The degree as a signal of any kind of competence is already horribly broken. It is only a matter of time before students realize that there are many paths to good paying jobs that require more focus and passion than beer and Ultimate Frisbee.
Before long, potential college students will learn that even with a degree, they will still be woefully unqualified. Students aren't taught version control or testing. They probably used the same language the entire four years, when a professional programmer might use 5-6 wholly separate programming languages every day (and would be expected to learn even more languages as needed). Students would often still have to learn or train on operating systems, security and secure programming, and a whole mess of other skills. They've likely never managed a large program or worked a project that lasted more than a few weeks.
Of course, CS teaches merely "what can be computed and how to compute it ," and shouldn't be considered as programming preparation. However, thousands of degree seekers don't graduate every year hoping to be computer scientists, they graduate expecting to have a future. Universities are complicit in their own bubble, continuously fretting more about enrollment rates than if students will learn anything practical. Society simply doesn't need to graduate thousands of new computer scientists every year.
Sadly, a basic CS degree means little to employers who have been stung by hiring the wrong person too many times. They want to see past experience instead. Anybody who hasn't spent significant time learning on his or her own won't even get an interview.
Of course, higher education is much more than CS, but CS is merely one of the first to fail to prepare students. CS students are unqualified to program, but that isn't necessarily the fault of the universities. In fact, it's simply not possible to teach everything for a fast-moving field in a few courses spread between History and Composition.
Even if universities decided to create truly preparatory BS in Software Engineering degrees, they would still struggle to effectively teach all the skills an entry level programmer would need. Without doubt, the rate of change in the world is increasing manyfold. The rate of change in IT is astounding. If a program was designed at this moment for the next four years, it would be far outdated by the time the first senior graduated.

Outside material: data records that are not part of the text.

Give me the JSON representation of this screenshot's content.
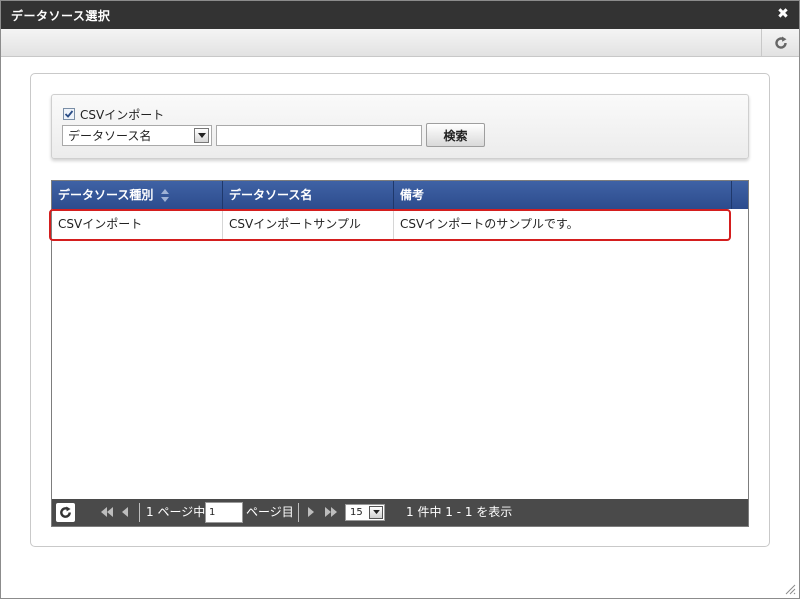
{
  "dialog": {
    "title": "データソース選択",
    "close_label": "✖"
  },
  "search": {
    "checkbox_label": "CSVインポート",
    "checkbox_checked": true,
    "field_select": "データソース名",
    "keyword_value": "",
    "button_label": "検索"
  },
  "table": {
    "columns": [
      "データソース種別",
      "データソース名",
      "備考"
    ],
    "rows": [
      {
        "type": "CSVインポート",
        "name": "CSVインポートサンプル",
        "note": "CSVインポートのサンプルです。"
      }
    ]
  },
  "pager": {
    "page_prefix": "1 ページ中",
    "page_value": "1",
    "page_suffix": "ページ目",
    "page_size": "15",
    "summary": "1 件中 1 - 1 を表示"
  },
  "colors": {
    "titlebar": "#333333",
    "header": "#34559a",
    "highlight": "#d41e1e",
    "pager": "#4a4a4a"
  }
}
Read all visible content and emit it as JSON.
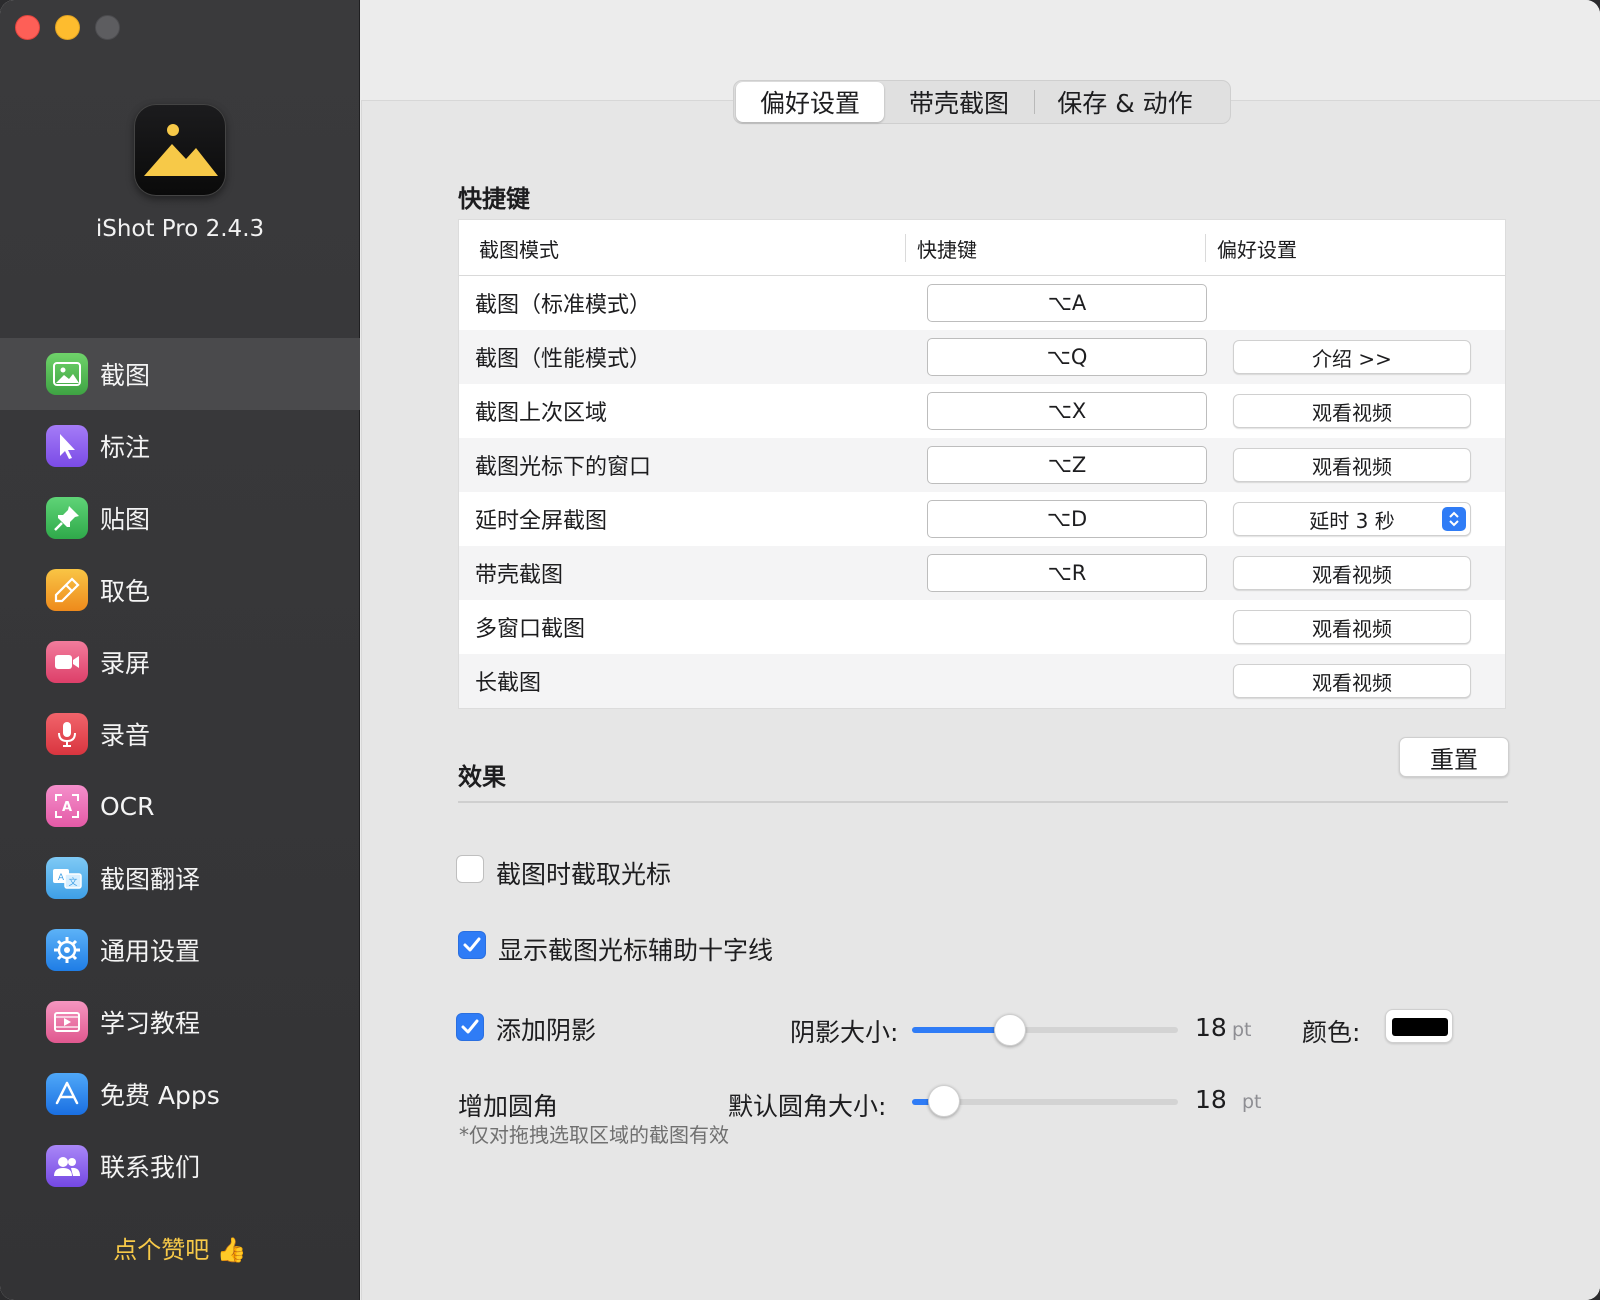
{
  "app": {
    "name": "iShot Pro 2.4.3",
    "like_label": "点个赞吧 👍"
  },
  "sidebar": {
    "items": [
      {
        "label": "截图",
        "icon": "screenshot-icon",
        "color": "#4caf50",
        "active": true
      },
      {
        "label": "标注",
        "icon": "cursor-arrow-icon",
        "color": "#8e5cf0"
      },
      {
        "label": "贴图",
        "icon": "pin-icon",
        "color": "#3dbb5c"
      },
      {
        "label": "取色",
        "icon": "eyedropper-icon",
        "color": "#f0a020"
      },
      {
        "label": "录屏",
        "icon": "video-camera-icon",
        "color": "#e9537a"
      },
      {
        "label": "录音",
        "icon": "microphone-icon",
        "color": "#e9464f"
      },
      {
        "label": "OCR",
        "icon": "ocr-scan-icon",
        "color": "#ef6fb8"
      },
      {
        "label": "截图翻译",
        "icon": "translate-icon",
        "color": "#57b6f0"
      },
      {
        "label": "通用设置",
        "icon": "gear-icon",
        "color": "#2f8ff0"
      },
      {
        "label": "学习教程",
        "icon": "tutorial-film-icon",
        "color": "#ea6aa0"
      },
      {
        "label": "免费 Apps",
        "icon": "app-store-icon",
        "color": "#2a88f0"
      },
      {
        "label": "联系我们",
        "icon": "contacts-icon",
        "color": "#8a64ee"
      }
    ]
  },
  "tabs": [
    {
      "label": "偏好设置",
      "active": true
    },
    {
      "label": "带壳截图"
    },
    {
      "label": "保存 & 动作"
    }
  ],
  "shortcuts": {
    "title": "快捷键",
    "headers": [
      "截图模式",
      "快捷键",
      "偏好设置"
    ],
    "rows": [
      {
        "mode": "截图（标准模式）",
        "key": "⌥A",
        "pref": ""
      },
      {
        "mode": "截图（性能模式）",
        "key": "⌥Q",
        "pref": "介绍  >>"
      },
      {
        "mode": "截图上次区域",
        "key": "⌥X",
        "pref": "观看视频"
      },
      {
        "mode": "截图光标下的窗口",
        "key": "⌥Z",
        "pref": "观看视频"
      },
      {
        "mode": "延时全屏截图",
        "key": "⌥D",
        "pref": "延时 3 秒",
        "pref_type": "select"
      },
      {
        "mode": "带壳截图",
        "key": "⌥R",
        "pref": "观看视频"
      },
      {
        "mode": "多窗口截图",
        "key": "",
        "pref": "观看视频"
      },
      {
        "mode": "长截图",
        "key": "",
        "pref": "观看视频"
      }
    ],
    "reset_label": "重置"
  },
  "effects": {
    "title": "效果",
    "capture_cursor": {
      "label": "截图时截取光标",
      "checked": false
    },
    "crosshair": {
      "label": "显示截图光标辅助十字线",
      "checked": true
    },
    "shadow": {
      "label": "添加阴影",
      "checked": true,
      "size_label": "阴影大小:",
      "value": "18",
      "unit": "pt",
      "fraction": 0.37,
      "color_label": "颜色:",
      "color": "#000000"
    },
    "corner": {
      "label": "增加圆角",
      "size_label": "默认圆角大小:",
      "value": "18",
      "unit": "pt",
      "fraction": 0.12
    },
    "note": "*仅对拖拽选取区域的截图有效"
  },
  "colors": {
    "accent": "#2f7cf6",
    "like": "#f7c948"
  }
}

As the world changes the amount a person must know to be useful in a career likewise increases. CS is not going to be the only program to struggle to fit enough learning into a single four year degree. It must be difficult to decide how to wedge in just the basics before everything we know changes, again. Other degrees will likewise struggle. Nothing is immune to change. ** The only skill worth having is the ability to learn new skills. **
You might ask why I am finishing my degree if I have such doubts. Well, I paid for it already when I qualified for the GI Bill. Even if a degree is a terrible indicator of career knowledge, I believe a good education will improve my skills to learn and acquire new knowledge. Contrary to the needs of most students, I actually want to learn the theoretical basis for the things I use every day, even if it is not always immediately beneficial.
My hope is that after the coming reset, more universities will return to preparing minds and they will no longer be abused as credential makers. Hopefully employers will learn to hire on the basis of intellectual curiosity and learning ability. Higher education should have a higher purpose.